We are seeing a hollowing out of real management skills as more tasks are moved downstream to junior staff, implemented via tick box checklists, using procedures handed down by admin staff. On the face if it this looks like an ideal corporate solution to what is usually the largest cost base for a company – salaries.  If you can get lower paid workers to cover most of the actual ‘doing’ stuff, and admin staff take more of a role in ‘setting and monitoring the tasks’ the role of the middle manager becomes redundant. After all what is the role of a middle manager? To tell their juniors what senior management want to happen and to keep a beady eye on them to make sure it is being done.

The beauty of tick box management is that it removes freedom to operate. The junior member of staff merely has to decide whether a task is or is not ‘tickable’, and if it is not, then don’t do it.
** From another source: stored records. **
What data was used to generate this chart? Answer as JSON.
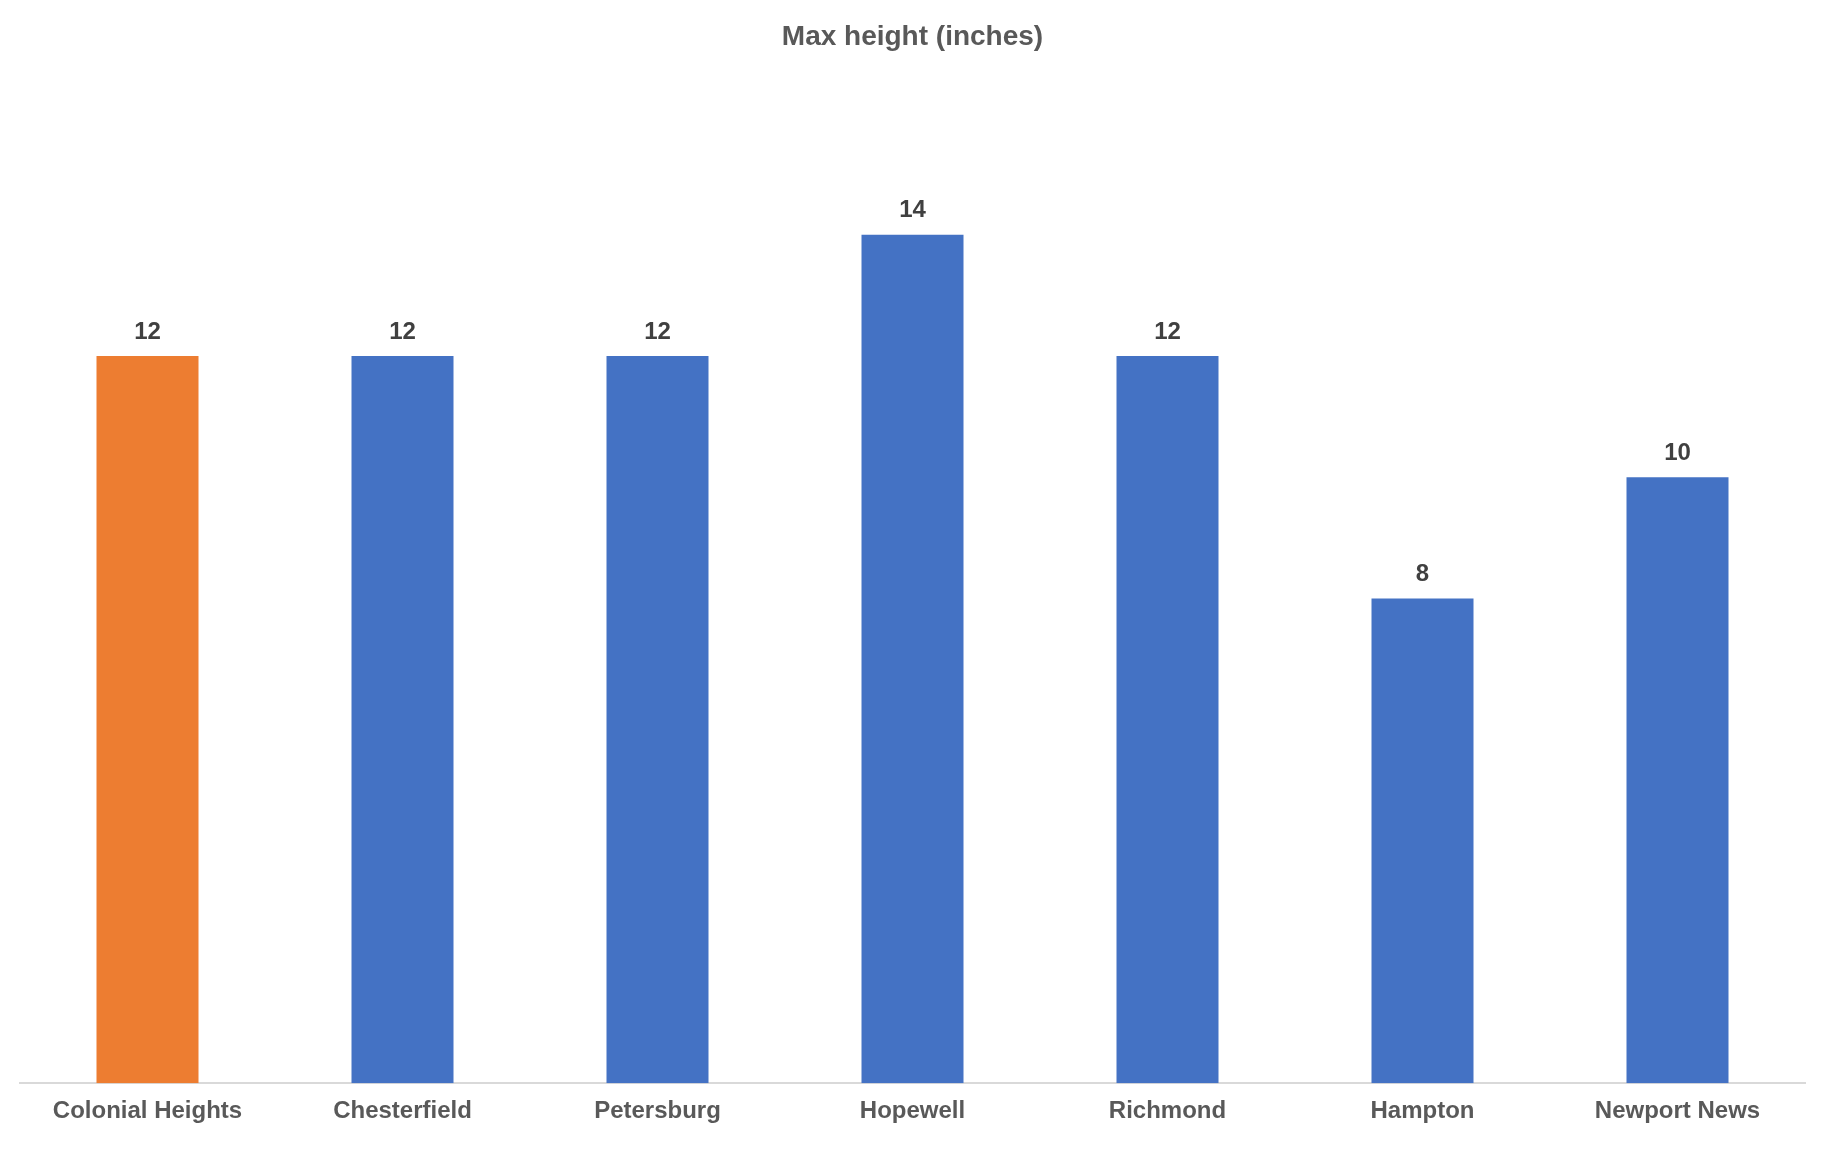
{
  "chart_data": {
    "type": "bar",
    "title": "Max height (inches)",
    "categories": [
      "Colonial Heights",
      "Chesterfield",
      "Petersburg",
      "Hopewell",
      "Richmond",
      "Hampton",
      "Newport News"
    ],
    "values": [
      12,
      12,
      12,
      14,
      12,
      8,
      10
    ],
    "colors": [
      "#ed7d31",
      "#4472c4",
      "#4472c4",
      "#4472c4",
      "#4472c4",
      "#4472c4",
      "#4472c4"
    ],
    "data_labels": true,
    "grid": false,
    "legend": false
  }
}
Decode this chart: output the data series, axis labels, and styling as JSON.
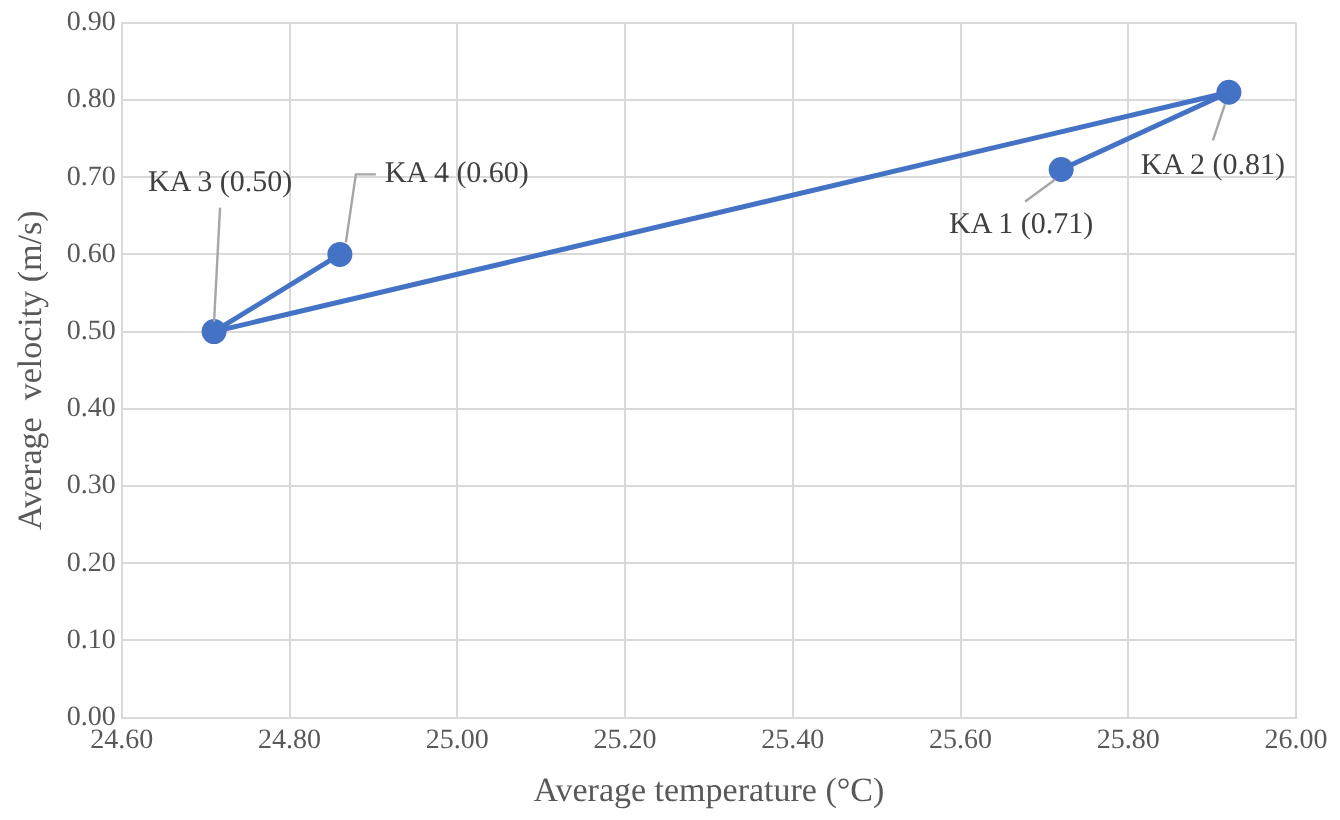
{
  "chart_data": {
    "type": "line",
    "xlabel": "Average temperature (°C)",
    "ylabel": "Average  velocity (m/s)",
    "x": [
      25.72,
      25.92,
      24.71,
      24.86
    ],
    "series": [
      {
        "color": "#4472c4",
        "values": [
          0.71,
          0.81,
          0.5,
          0.6
        ]
      }
    ],
    "xlim": [
      24.6,
      26.0
    ],
    "xticks": [
      {
        "value": 24.6,
        "label": "24.60"
      },
      {
        "value": 24.8,
        "label": "24.80"
      },
      {
        "value": 25.0,
        "label": "25.00"
      },
      {
        "value": 25.2,
        "label": "25.20"
      },
      {
        "value": 25.4,
        "label": "25.40"
      },
      {
        "value": 25.6,
        "label": "25.60"
      },
      {
        "value": 25.8,
        "label": "25.80"
      },
      {
        "value": 26.0,
        "label": "26.00"
      }
    ],
    "ylim": [
      0,
      0.9
    ],
    "yticks": [
      {
        "value": 0,
        "label": "0.00"
      },
      {
        "value": 0.1,
        "label": "0.10"
      },
      {
        "value": 0.2,
        "label": "0.20"
      },
      {
        "value": 0.3,
        "label": "0.30"
      },
      {
        "value": 0.4,
        "label": "0.40"
      },
      {
        "value": 0.5,
        "label": "0.50"
      },
      {
        "value": 0.6,
        "label": "0.60"
      },
      {
        "value": 0.7,
        "label": "0.70"
      },
      {
        "value": 0.8,
        "label": "0.80"
      },
      {
        "value": 0.9,
        "label": "0.90"
      }
    ],
    "annotations": [
      {
        "text": "KA 1 (0.71)",
        "x": 25.72,
        "y": 0.71
      },
      {
        "text": "KA 2 (0.81)",
        "x": 25.92,
        "y": 0.81
      },
      {
        "text": "KA 3 (0.50)",
        "x": 24.71,
        "y": 0.5
      },
      {
        "text": "KA 4 (0.60)",
        "x": 24.86,
        "y": 0.6
      }
    ],
    "grid": true,
    "legend": false,
    "marker": "circle",
    "line_style": "solid"
  }
}
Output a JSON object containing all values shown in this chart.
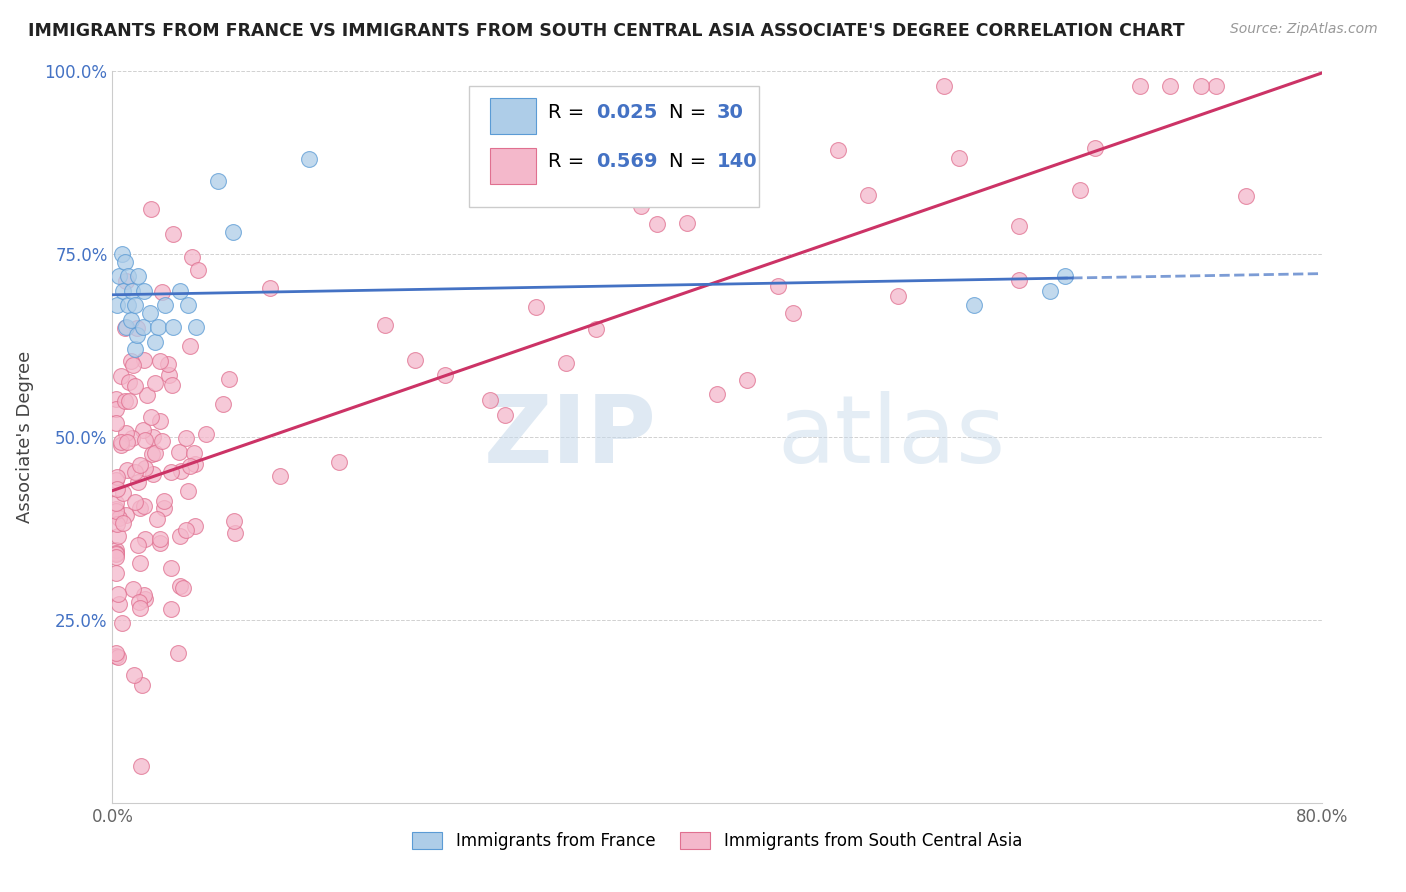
{
  "title": "IMMIGRANTS FROM FRANCE VS IMMIGRANTS FROM SOUTH CENTRAL ASIA ASSOCIATE'S DEGREE CORRELATION CHART",
  "source_text": "Source: ZipAtlas.com",
  "ylabel": "Associate's Degree",
  "xlim": [
    0.0,
    0.8
  ],
  "ylim": [
    0.0,
    1.0
  ],
  "legend_labels": [
    "Immigrants from France",
    "Immigrants from South Central Asia"
  ],
  "france_R": 0.025,
  "france_N": 30,
  "sca_R": 0.569,
  "sca_N": 140,
  "france_color": "#aecde8",
  "france_edge_color": "#5b9bd5",
  "sca_color": "#f4b8cb",
  "sca_edge_color": "#e07090",
  "france_line_color": "#4472c4",
  "sca_line_color": "#cc3366",
  "watermark_zip": "ZIP",
  "watermark_atlas": "atlas",
  "background_color": "#ffffff",
  "grid_color": "#cccccc",
  "title_color": "#222222",
  "source_color": "#999999",
  "ylabel_color": "#444444",
  "tick_color": "#4472c4",
  "xtick_color": "#666666"
}
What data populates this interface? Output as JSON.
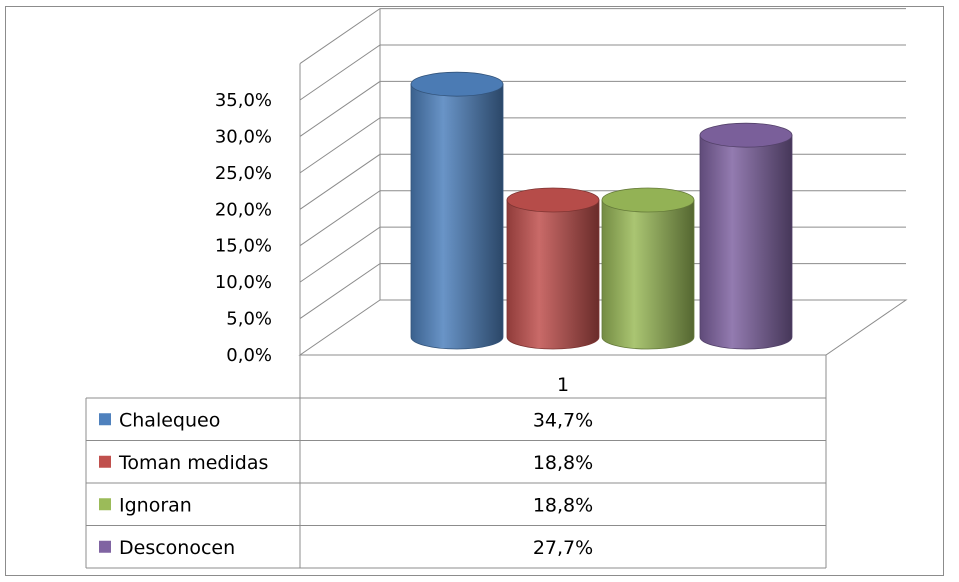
{
  "chart_data": {
    "type": "bar",
    "style": "3d-cylinder",
    "categories": [
      "1"
    ],
    "series": [
      {
        "name": "Chalequeo",
        "values": [
          34.7
        ],
        "label": "34,7%",
        "color": "#4f81bd"
      },
      {
        "name": "Toman medidas",
        "values": [
          18.8
        ],
        "label": "18,8%",
        "color": "#c0504d"
      },
      {
        "name": "Ignoran",
        "values": [
          18.8
        ],
        "label": "18,8%",
        "color": "#9bbb59"
      },
      {
        "name": "Desconocen",
        "values": [
          27.7
        ],
        "label": "27,7%",
        "color": "#8064a2"
      }
    ],
    "y_ticks": [
      "0,0%",
      "5,0%",
      "10,0%",
      "15,0%",
      "20,0%",
      "25,0%",
      "30,0%",
      "35,0%"
    ],
    "ylim": [
      0,
      40
    ],
    "grid": true,
    "legend": "data-table-below",
    "title": "",
    "xlabel": "",
    "ylabel": ""
  }
}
At the same time monitoring the ticks as they accumulate gives an instant, often real time, feedback on performance, which gives senior management the illusion of being in control.  

The whole system is nirvana for bean counting bureaucrats. Everything must be measurable and everything is measured. And therein lies the problem. This sort of thinking is a direct result of the management fad that said “if you can’t measure it you can’t improve it”. To an extent this is true, but as Oscar Wilde noted, “a cynic is somebody who knows the price of everything and the value of nothing”. Perhaps he didn’t have much contact with tick box managers in his day, otherwise he may have applied the description equally to them.

More recently the chief flaw in ‘tick box’ management has been neatly expressed as Goodhart’s law which was neatly para-phrased by Marilyn Strathern as: “When a measure becomes a target, it ceases to be a good measure”. Once a target has been set, no matter how well intentioned, inevitably over time activities will be distorted to hit the target rather than achieve the originally desired outcome.     

The fact is that good middle managers are much more than proxy bean counters. They lead, motivate and grow their teams. They encourage innovation and risk taking and protect their people from misguided senior management fads. They are the heart of most companies, and removing the heart is not an operation to be undertaken lightly.